National unity a Northern yawn
Little public interest in Calgary declaration

by Ian Elliot
Northern News Services

NNSL (Dec 01/97) - The topic of Canadian unity is not exactly setting the North on fire.

Territorial MLAs will meet tomorrow for a special session to discuss where Quebec fits into Canada and how Northerners and aboriginal organizations fit into the framework. They have been soliciting public input to guide their discussions, but response has been tepid.

A well-advertised public meeting last week in Yellowknife hosted by the city's MLAs drew only seven people to the legislature building on Tuesday.

In many other areas of the Arctic, there has been no public discussion at all, and it does not seem to have been missed.

"We have 200 people living here and 100 of them are school-age children," said Resolute's senior administrative officer, Dan Leaman. "You could have a meeting here and the only person who would show up is the person who organized it. Maybe."

Like other communities, Resolute got a pile of brochures to distribute to residents, who also got them in the mail when it was running. Most of them have sat untouched.

"It's been sort of a ho-hum thing here," he said of the unity initiative.

"I think everyone's had enough," said Tuktoyaktuk Mayor Eddie Dillon, who observed that every federal initiative concerning national unity already reaches out to Quebec to try and convince them to stay. The message now being drafted by the premiers has been sent, he said, and it is time to move on.

"People are wondering why would we spend more energy convincing someone who wants to leave not to leave."

The No. 1 concern in his region is jobs, especially with division looming, he said, and the popular feeling is that politicians should be focusing on employment.

One of the Yellowknife MLAs who hosted last week's meeting says that issues such as government cutbacks, Nunavut division and the development of a new constitution for the western Arctic all seem more immediate than the Quebec question, but the latter is as important.

"National unity is one of those issues that don't seem to affect people immediately," Jake Ootes said.
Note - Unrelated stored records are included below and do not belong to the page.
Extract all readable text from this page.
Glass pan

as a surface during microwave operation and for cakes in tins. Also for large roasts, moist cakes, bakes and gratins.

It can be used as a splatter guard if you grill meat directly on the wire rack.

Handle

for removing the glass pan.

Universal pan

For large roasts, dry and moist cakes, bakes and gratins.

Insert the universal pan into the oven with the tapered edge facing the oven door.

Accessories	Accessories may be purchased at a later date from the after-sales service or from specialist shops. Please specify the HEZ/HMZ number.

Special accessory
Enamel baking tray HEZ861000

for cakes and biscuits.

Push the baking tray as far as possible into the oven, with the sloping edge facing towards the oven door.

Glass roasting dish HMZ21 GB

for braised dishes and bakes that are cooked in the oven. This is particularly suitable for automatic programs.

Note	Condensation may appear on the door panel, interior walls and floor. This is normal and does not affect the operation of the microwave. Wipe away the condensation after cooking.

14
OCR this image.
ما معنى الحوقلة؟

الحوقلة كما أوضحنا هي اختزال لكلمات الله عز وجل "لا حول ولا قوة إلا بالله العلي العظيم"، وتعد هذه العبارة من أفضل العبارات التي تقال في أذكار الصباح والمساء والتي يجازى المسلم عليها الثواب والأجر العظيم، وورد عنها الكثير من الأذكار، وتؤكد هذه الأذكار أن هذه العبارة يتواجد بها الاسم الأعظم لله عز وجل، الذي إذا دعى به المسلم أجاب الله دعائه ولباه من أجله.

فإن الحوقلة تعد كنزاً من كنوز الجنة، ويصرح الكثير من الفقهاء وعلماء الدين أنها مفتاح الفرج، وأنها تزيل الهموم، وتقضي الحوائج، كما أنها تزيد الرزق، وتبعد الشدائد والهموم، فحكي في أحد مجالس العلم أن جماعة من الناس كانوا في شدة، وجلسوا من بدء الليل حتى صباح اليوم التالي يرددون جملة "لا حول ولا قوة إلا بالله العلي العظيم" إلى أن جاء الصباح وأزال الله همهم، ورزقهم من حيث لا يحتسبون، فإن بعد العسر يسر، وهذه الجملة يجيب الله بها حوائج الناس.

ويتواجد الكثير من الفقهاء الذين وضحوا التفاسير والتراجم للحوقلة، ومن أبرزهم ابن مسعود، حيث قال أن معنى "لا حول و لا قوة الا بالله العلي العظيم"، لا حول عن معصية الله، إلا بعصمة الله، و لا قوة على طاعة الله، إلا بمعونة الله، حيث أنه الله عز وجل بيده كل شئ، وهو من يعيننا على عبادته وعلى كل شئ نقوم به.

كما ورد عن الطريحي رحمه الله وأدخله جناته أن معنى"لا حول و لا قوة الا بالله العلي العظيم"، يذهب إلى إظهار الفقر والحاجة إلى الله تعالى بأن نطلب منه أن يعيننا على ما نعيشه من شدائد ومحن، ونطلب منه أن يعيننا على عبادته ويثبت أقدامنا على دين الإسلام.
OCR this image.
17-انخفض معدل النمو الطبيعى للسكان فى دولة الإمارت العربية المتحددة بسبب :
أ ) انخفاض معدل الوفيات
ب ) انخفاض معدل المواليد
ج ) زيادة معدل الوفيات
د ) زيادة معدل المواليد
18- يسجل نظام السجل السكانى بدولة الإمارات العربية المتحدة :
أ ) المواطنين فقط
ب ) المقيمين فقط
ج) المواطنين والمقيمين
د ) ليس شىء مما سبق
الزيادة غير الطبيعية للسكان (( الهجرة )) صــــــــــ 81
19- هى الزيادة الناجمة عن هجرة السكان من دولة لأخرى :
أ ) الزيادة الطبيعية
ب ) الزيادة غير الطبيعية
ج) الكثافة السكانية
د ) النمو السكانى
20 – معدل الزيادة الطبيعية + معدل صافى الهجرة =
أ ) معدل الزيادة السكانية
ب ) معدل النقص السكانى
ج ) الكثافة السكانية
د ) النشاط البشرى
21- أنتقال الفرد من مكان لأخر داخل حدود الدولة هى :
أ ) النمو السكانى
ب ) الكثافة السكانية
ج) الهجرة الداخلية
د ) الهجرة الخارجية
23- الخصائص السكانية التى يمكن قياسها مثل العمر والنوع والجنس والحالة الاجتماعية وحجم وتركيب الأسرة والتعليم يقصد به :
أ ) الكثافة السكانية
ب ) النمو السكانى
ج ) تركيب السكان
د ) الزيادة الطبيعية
A number of people had expressed their thoughts on the issue to him personally or set them down in writing, he said, rather than giving up an evening to attend a meeting.

Other commentators have said that the country has been in a state of constitutional fatigue since the last Quebec referendum, with even the Quebec saying it wanted to put sovereignty aside for a while to concentrate on the province's economy.

Still, elected officials all stress the importance of the issues being discussed, even if the public hasn't caught the fever.

Bertha Lennie, mayor of Tulita, said Northerners may be more familiar with the effects of separation than anyone else in Canada.

"We're going through the same sort of preparation with the Western and Eastern Arctics and we're losing the unity we used to have."

She also noted that Northeners are keenly aware of the problems inherent when two or more bodies claim their own governance, as happens in communities where there is an elected council and one or more tribal councils.

"Separation is not the answer. It causes a lot of division, prejudice, that sort of thing."